The narrator was excellent.
This story has so many charactersit would be easy to confuse the listener. However Davina Porter is so masterful that each one comes alive with his or her distinct voice. If you are a fan of Elizabeth George Lynley mysteries be aware this novel fo cuses mostly on Barbara Havers.
The trajectory follows one evil act by another and a series of bad if not evil acts by most of the characters. There is a lot of Italian which is not translated but adds to the story as a counter point to the constant miscommunication that occurs between/among all of the characters.
Elizabeth George and her Lynley series have kept me entertained for years--and I was really looking forward to this one. It seemed to run off the track a bit from what is typically expected with Thomas Lynley and Barbara Havers solving crimes and bailing each other out of all sorts of situations.
This story is mostly based on Barbara's neighbor, Azhar, and his missing daughter, Hadiyyah. She was taken to Italy by her mother, Angelina.
Barbara jumps in with both feet to help him get Hadiyyah back. Ignoring her superiors orders not to get involved (this is nothing new) she seems to lose all sense of reason and concern for her own life and job this time--and Lynley is not a great deal of help.
One source of frustration in the first half of the book are the Italian phrases which are never translated for the reader, even though I could sort of understand what was being said from the rest of the conversation.
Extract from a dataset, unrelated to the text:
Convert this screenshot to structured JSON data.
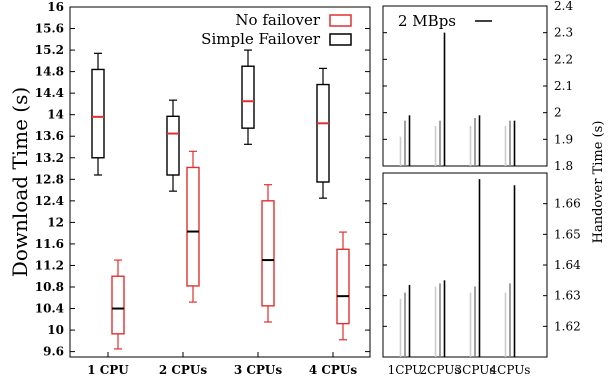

Still, it was almost enough to make me stop listening--almost. The second half was much better and after all was said and done, an interesting story.
I haven't given up on this series yet--however--if the next novel doesn't return to some of the flavor of the original Lynley novels, it will probably be my last.
I am a fan of Elizabeth George, but the telling of this particular mystery is convoluted and self-conscious. It makes me want to ask the author to reread some of her earlier mysteries. I suspect there will be a follow-up to this involving spiriting her Pakistani friends out of danger in some foreign land, but I hope not. That boat has sailed, and did so a few books ago. I found myself saying aloud: "How can Barbara Havers and Thomas Lynley be so stupid and still have 'jobs'?" At least Lynley is getting over the death of his wife (a few books ago), but a roller-derby veterinarian? Really?
Davina Porter is a wonderful reader. She saves this book.